Ein Pfarrer für zehntausend

Neue Gemeindeformen
Ein Pfarrer für zehntausend
Zu wem sind wir eigentlich gesandt?

Bereits vor einiger Zeit berichtete ich davon, dass etliche Pfarrerinnen, Pfarrer und weitere Hauptamtliche aus dem Dekanat Schweinfurt – darunter ich – für einige Tage neue Gemeindegründungen in Rotterdam besuchten. Ein kurzer Satz aus einem dieser Gespräche begleitet mich auch heute noch, Wochen später.

Der Ort: ein größerer Abstellraum im Stadtteil Bospolder-Tussendijken (BoTu). Kaffee gibt’s aus Plastiktassen, denn so viele Tassen haben sie gar nicht, um uns alle bewirten zu können. Yess! nennt sich während Corona entstandene das Sozialprojekt, das für viele in dem relativ armen Stadtteil wichtig ist. Ein „Weggeefwinkel“, eine Art Sozialladen mit Dingen, die Menschen eben so brauchen.

Eine christliche Kirche gab es in diesem Stadtteil schon lange nicht mehr, vor fünf Jahren begann Nico van Splunter mit „Geloven in BoTu“ (Glauben in BoTu) und etwas später Yess!. Etwa 40 offizielle Mitglieder hat die kleine Gemeinschaft mittlerweile. „Zeit, im Nachbarviertel was Neues zu gründen“, grinst Nico. Hier fragen sie nicht nach Zugehörigkeit, sondern danach, wie sie ihrer Nachbarschaft Gutes tun können. „Wir dachten ja, dass die ganzen Migrantinnen und Migranten in den Niederlanden erst mal Fahrrad fahren lernen wollen – aber als wir sie fragten, wollten vor allem die Frauen erst mal Schwimmen lernen. Also machten wir einen Schwimmkurs. Und das war genau das, was sie brauchten.“

Im Gespräch tauschen wir uns aus. „Wie groß ist dein Ort?“ fragt Nico eine Pfarrerin. „8000 Menschen ungefähr.“ „Und für wie viele davon bist du Pfarrerin?“ „Etwa 1200.“ „Siehst du, ich bin hier Pfarrer für zehntausend.“

Diese Antwort hat mich überrascht und nachdenklich gemacht. Wie oft kreisen wir nur noch um unsere eigenen Gemeindeglieder? Sehen wir eigentlich noch die Gesamtheit? Pfarrer für zehntausend: Das könnte man als Überforderung ansehen, aber für Nico van Splunter ist es Lebenseinstellung: Gesandt zu sein zu allen. Nicht nur zu den Getauften, ganz im Gegenteil.

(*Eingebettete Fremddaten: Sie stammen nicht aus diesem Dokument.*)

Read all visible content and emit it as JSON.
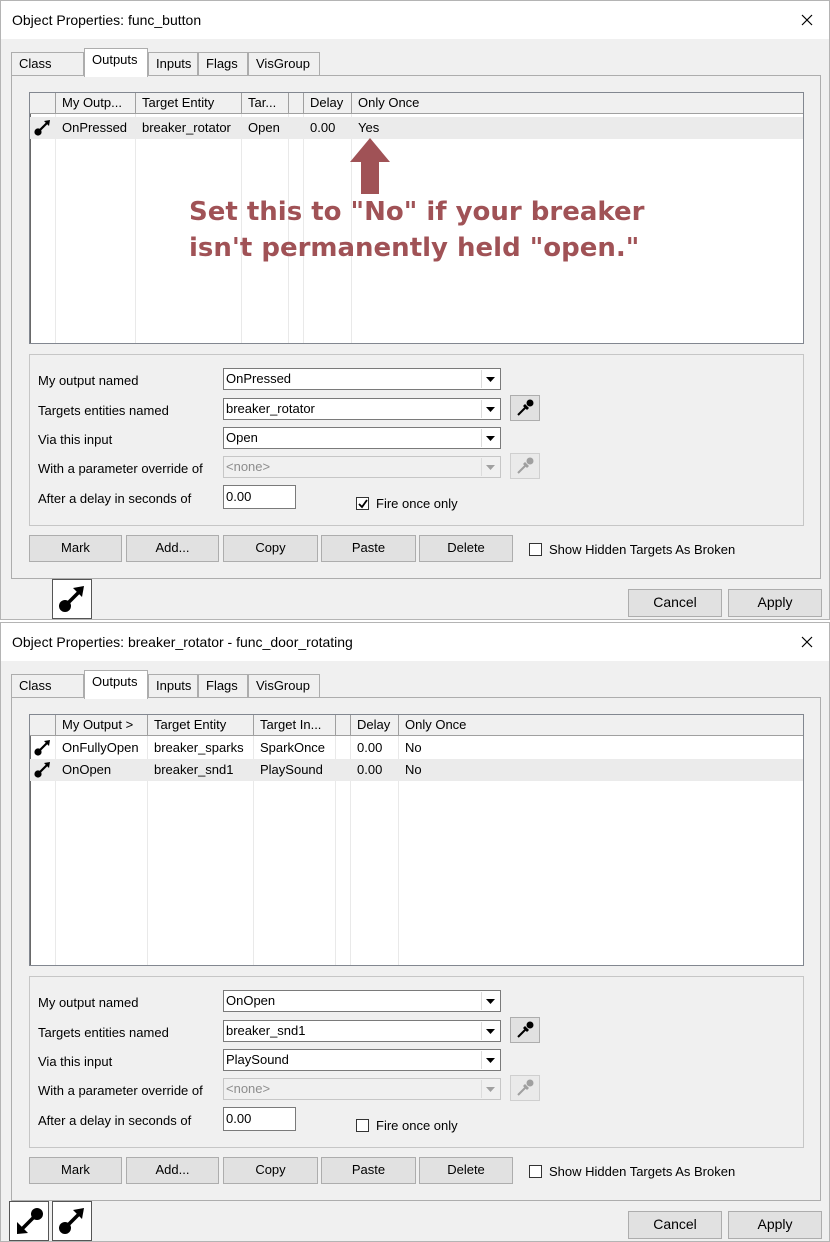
{
  "dialog1": {
    "title": "Object Properties: func_button",
    "tabs": [
      "Class Info",
      "Outputs",
      "Inputs",
      "Flags",
      "VisGroup"
    ],
    "columns": [
      "My Outp...",
      "Target Entity",
      "Tar...",
      "",
      "Delay",
      "Only Once"
    ],
    "rows": [
      {
        "output": "OnPressed",
        "target": "breaker_rotator",
        "input": "Open",
        "param": "",
        "delay": "0.00",
        "once": "Yes"
      }
    ],
    "annotation_line1": "Set this to \"No\" if your breaker",
    "annotation_line2": "isn't permanently held \"open.\"",
    "form": {
      "output_label": "My output named",
      "output_value": "OnPressed",
      "target_label": "Targets entities named",
      "target_value": "breaker_rotator",
      "input_label": "Via this input",
      "input_value": "Open",
      "param_label": "With a parameter override of",
      "param_value": "<none>",
      "delay_label": "After a delay in seconds of",
      "delay_value": "0.00",
      "fire_once_label": "Fire once only",
      "fire_once_checked": true
    },
    "buttons": {
      "mark": "Mark",
      "add": "Add...",
      "copy": "Copy",
      "paste": "Paste",
      "delete": "Delete"
    },
    "show_hidden_label": "Show Hidden Targets As Broken",
    "cancel": "Cancel",
    "apply": "Apply"
  },
  "dialog2": {
    "title": "Object Properties: breaker_rotator - func_door_rotating",
    "tabs": [
      "Class Info",
      "Outputs",
      "Inputs",
      "Flags",
      "VisGroup"
    ],
    "columns": [
      "My Output  >",
      "Target Entity",
      "Target In...",
      "",
      "Delay",
      "Only Once"
    ],
    "rows": [
      {
        "output": "OnFullyOpen",
        "target": "breaker_sparks",
        "input": "SparkOnce",
        "param": "",
        "delay": "0.00",
        "once": "No"
      },
      {
        "output": "OnOpen",
        "target": "breaker_snd1",
        "input": "PlaySound",
        "param": "",
        "delay": "0.00",
        "once": "No"
      }
    ],
    "form": {
      "output_label": "My output named",
      "output_value": "OnOpen",
      "target_label": "Targets entities named",
      "target_value": "breaker_snd1",
      "input_label": "Via this input",
      "input_value": "PlaySound",
      "param_label": "With a parameter override of",
      "param_value": "<none>",
      "delay_label": "After a delay in seconds of",
      "delay_value": "0.00",
      "fire_once_label": "Fire once only",
      "fire_once_checked": false
    },
    "buttons": {
      "mark": "Mark",
      "add": "Add...",
      "copy": "Copy",
      "paste": "Paste",
      "delete": "Delete"
    },
    "show_hidden_label": "Show Hidden Targets As Broken",
    "cancel": "Cancel",
    "apply": "Apply"
  },
  "colors": {
    "annotation": "#a05256",
    "selected_row": "#ebebeb"
  },
  "icons": [
    "close-icon",
    "output-arrow-icon",
    "eyedropper-icon",
    "dropdown-arrow-icon",
    "checkmark-icon",
    "input-arrow-icon"
  ]
}
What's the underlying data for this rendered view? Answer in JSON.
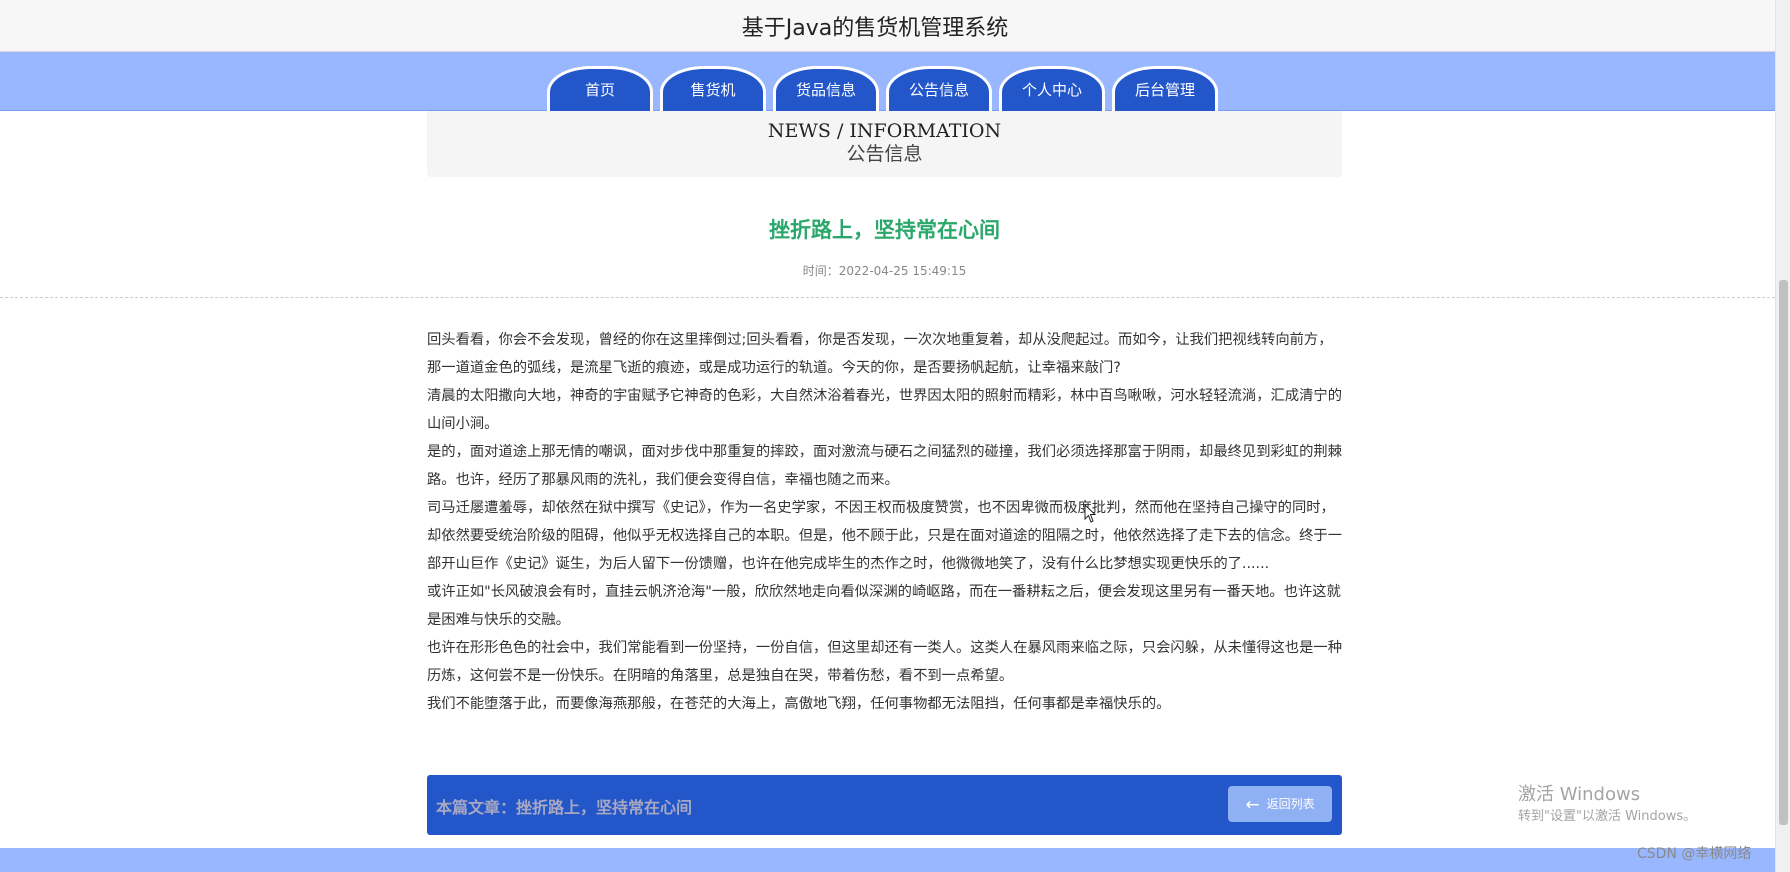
{
  "site": {
    "title": "基于Java的售货机管理系统"
  },
  "nav": {
    "tabs": [
      {
        "label": "首页"
      },
      {
        "label": "售货机"
      },
      {
        "label": "货品信息"
      },
      {
        "label": "公告信息"
      },
      {
        "label": "个人中心"
      },
      {
        "label": "后台管理"
      }
    ]
  },
  "news_header": {
    "en": "NEWS / INFORMATION",
    "cn": "公告信息"
  },
  "article": {
    "title": "挫折路上，坚持常在心间",
    "time_label": "时间：",
    "time_value": "2022-04-25 15:49:15",
    "paragraphs": [
      "回头看看，你会不会发现，曾经的你在这里摔倒过;回头看看，你是否发现，一次次地重复着，却从没爬起过。而如今，让我们把视线转向前方，那一道道金色的弧线，是流星飞逝的痕迹，或是成功运行的轨道。今天的你，是否要扬帆起航，让幸福来敲门?",
      "清晨的太阳撒向大地，神奇的宇宙赋予它神奇的色彩，大自然沐浴着春光，世界因太阳的照射而精彩，林中百鸟啾啾，河水轻轻流淌，汇成清宁的山间小涧。",
      "是的，面对道途上那无情的嘲讽，面对步伐中那重复的摔跤，面对激流与硬石之间猛烈的碰撞，我们必须选择那富于阴雨，却最终见到彩虹的荆棘路。也许，经历了那暴风雨的洗礼，我们便会变得自信，幸福也随之而来。",
      "司马迁屡遭羞辱，却依然在狱中撰写《史记》，作为一名史学家，不因王权而极度赞赏，也不因卑微而极度批判，然而他在坚持自己操守的同时，却依然要受统治阶级的阻碍，他似乎无权选择自己的本职。但是，他不顾于此，只是在面对道途的阻隔之时，他依然选择了走下去的信念。终于一部开山巨作《史记》诞生，为后人留下一份馈赠，也许在他完成毕生的杰作之时，他微微地笑了，没有什么比梦想实现更快乐的了......",
      "或许正如\"长风破浪会有时，直挂云帆济沧海\"一般，欣欣然地走向看似深渊的崎岖路，而在一番耕耘之后，便会发现这里另有一番天地。也许这就是困难与快乐的交融。",
      "也许在形形色色的社会中，我们常能看到一份坚持，一份自信，但这里却还有一类人。这类人在暴风雨来临之际，只会闪躲，从未懂得这也是一种历炼，这何尝不是一份快乐。在阴暗的角落里，总是独自在哭，带着伤愁，看不到一点希望。",
      "我们不能堕落于此，而要像海燕那般，在苍茫的大海上，高傲地飞翔，任何事物都无法阻挡，任何事都是幸福快乐的。"
    ]
  },
  "footer": {
    "label": "本篇文章：",
    "value": "挫折路上，坚持常在心间",
    "back_label": "返回列表",
    "back_icon": "arrow-left-icon"
  },
  "watermark": {
    "line1": "激活 Windows",
    "line2": "转到\"设置\"以激活 Windows。",
    "csdn": "CSDN @幸横网络"
  },
  "colors": {
    "nav_bar": "#98b7ff",
    "nav_tab": "#2357c9",
    "title_green": "#2aa76b",
    "footer_blue": "#2357c9"
  }
}
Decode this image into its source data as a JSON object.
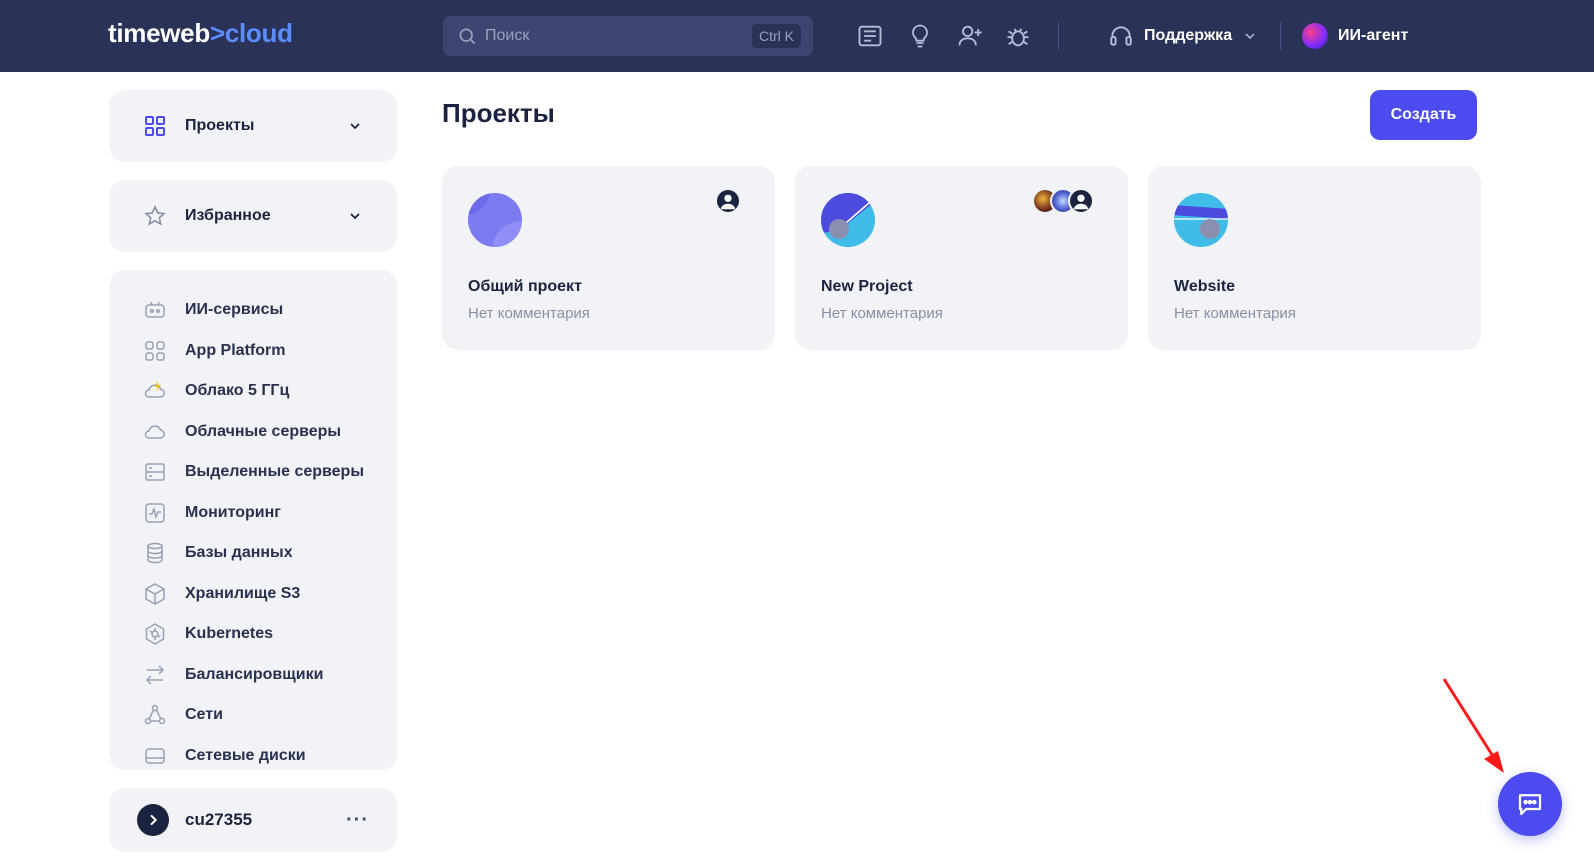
{
  "header": {
    "logo_left": "timeweb",
    "logo_sep": ">",
    "logo_right": "cloud",
    "search_placeholder": "Поиск",
    "search_shortcut": "Ctrl K",
    "support_label": "Поддержка",
    "agent_label": "ИИ-агент"
  },
  "sidebar": {
    "projects_label": "Проекты",
    "favorites_label": "Избранное",
    "items": [
      {
        "label": "ИИ-сервисы",
        "icon": "robot-icon"
      },
      {
        "label": "App Platform",
        "icon": "grid-icon"
      },
      {
        "label": "Облако 5 ГГц",
        "icon": "cloud-bolt-icon"
      },
      {
        "label": "Облачные серверы",
        "icon": "cloud-icon"
      },
      {
        "label": "Выделенные серверы",
        "icon": "server-icon"
      },
      {
        "label": "Мониторинг",
        "icon": "monitoring-icon"
      },
      {
        "label": "Базы данных",
        "icon": "database-icon"
      },
      {
        "label": "Хранилище S3",
        "icon": "cube-icon"
      },
      {
        "label": "Kubernetes",
        "icon": "kubernetes-icon"
      },
      {
        "label": "Балансировщики",
        "icon": "arrows-icon"
      },
      {
        "label": "Сети",
        "icon": "network-icon"
      },
      {
        "label": "Сетевые диски",
        "icon": "disk-icon"
      }
    ],
    "user": {
      "name": "cu27355",
      "more": "···"
    }
  },
  "main": {
    "title": "Проекты",
    "create_label": "Создать",
    "projects": [
      {
        "name": "Общий проект",
        "comment": "Нет комментария"
      },
      {
        "name": "New Project",
        "comment": "Нет комментария"
      },
      {
        "name": "Website",
        "comment": "Нет комментария"
      }
    ]
  },
  "colors": {
    "header_bg": "#2b3258",
    "accent": "#4b4bf0",
    "card_bg": "#f2f3f6",
    "logo_accent": "#5b8cff"
  }
}
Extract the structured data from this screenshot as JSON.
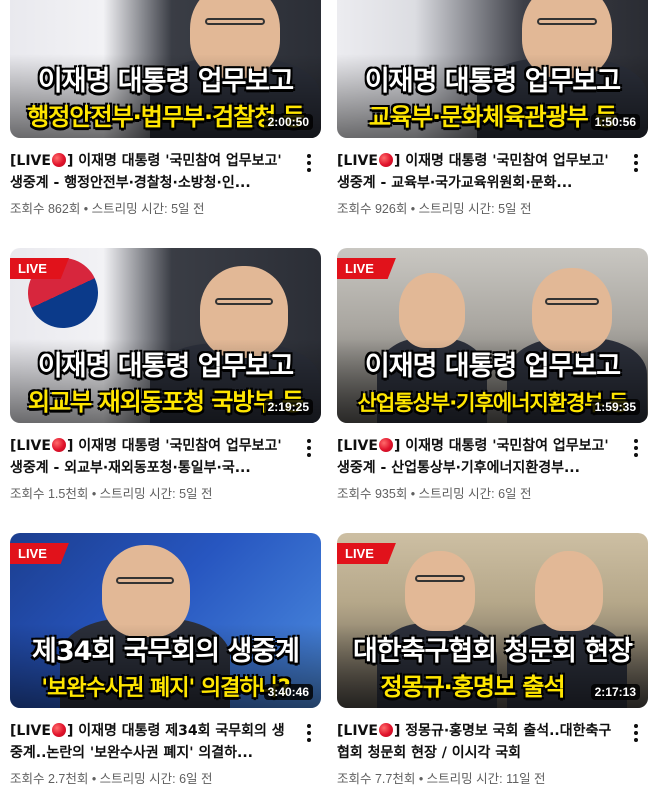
{
  "videos": [
    {
      "caption_top": "이재명 대통령 업무보고",
      "caption_bottom": "행정안전부·법무부·검찰청 등",
      "live_badge": "",
      "duration": "2:00:50",
      "title_prefix": "[LIVE",
      "title_rest": "] 이재명 대통령 '국민참여 업무보고' 생중계 - 행정안전부·경찰청·소방청·인...",
      "stats": "조회수 862회 • 스트리밍 시간: 5일 전"
    },
    {
      "caption_top": "이재명 대통령 업무보고",
      "caption_bottom": "교육부·문화체육관광부 등",
      "live_badge": "",
      "duration": "1:50:56",
      "title_prefix": "[LIVE",
      "title_rest": "] 이재명 대통령 '국민참여 업무보고' 생중계 - 교육부·국가교육위원회·문화...",
      "stats": "조회수 926회 • 스트리밍 시간: 5일 전"
    },
    {
      "caption_top": "이재명 대통령 업무보고",
      "caption_bottom": "외교부 재외동포청 국방부 등",
      "live_badge": "LIVE",
      "duration": "2:19:25",
      "title_prefix": "[LIVE",
      "title_rest": "] 이재명 대통령 '국민참여 업무보고' 생중계 - 외교부·재외동포청·통일부·국...",
      "stats": "조회수 1.5천회 • 스트리밍 시간: 5일 전"
    },
    {
      "caption_top": "이재명 대통령 업무보고",
      "caption_bottom": "산업통상부·기후에너지환경부 등",
      "live_badge": "LIVE",
      "duration": "1:59:35",
      "title_prefix": "[LIVE",
      "title_rest": "] 이재명 대통령 '국민참여 업무보고' 생중계 - 산업통상부·기후에너지환경부...",
      "stats": "조회수 935회 • 스트리밍 시간: 6일 전"
    },
    {
      "caption_top": "제34회 국무회의 생중계",
      "caption_bottom": "'보완수사권 폐지' 의결하나?",
      "live_badge": "LIVE",
      "duration": "3:40:46",
      "title_prefix": "[LIVE",
      "title_rest": "] 이재명 대통령 제34회 국무회의 생중계..논란의 '보완수사권 폐지' 의결하...",
      "stats": "조회수 2.7천회 • 스트리밍 시간: 6일 전"
    },
    {
      "caption_top": "대한축구협회 청문회 현장",
      "caption_bottom": "정몽규·홍명보 출석",
      "live_badge": "LIVE",
      "duration": "2:17:13",
      "title_prefix": "[LIVE",
      "title_rest": "] 정몽규·홍명보 국회 출석..대한축구협회 청문회 현장 / 이시각 국회",
      "stats": "조회수 7.7천회 • 스트리밍 시간: 11일 전"
    }
  ]
}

Für wen bist du Pfarrerin, für wen bist du Pfarrer? Oder Diakon*in? Oder einfach nur Christin oder Christ? Kurze Antwort: Für alle in deinem Viertel. Was kannst du, was kann deine Gemeinde Gutes tun für deinen Ort, deine Stadt, dein Stadtviertel? Und zwar, ohne erst mal drauf zu schauen: Was haben wir davon? Gemeinde sein, Kirche sein für die ganze Stadt, nicht nur für die eigenen Mitglieder. Ja, ich glaube, da können wir von dieser kleinen Bude in Rotterdam-BoTu eine Menge lernen.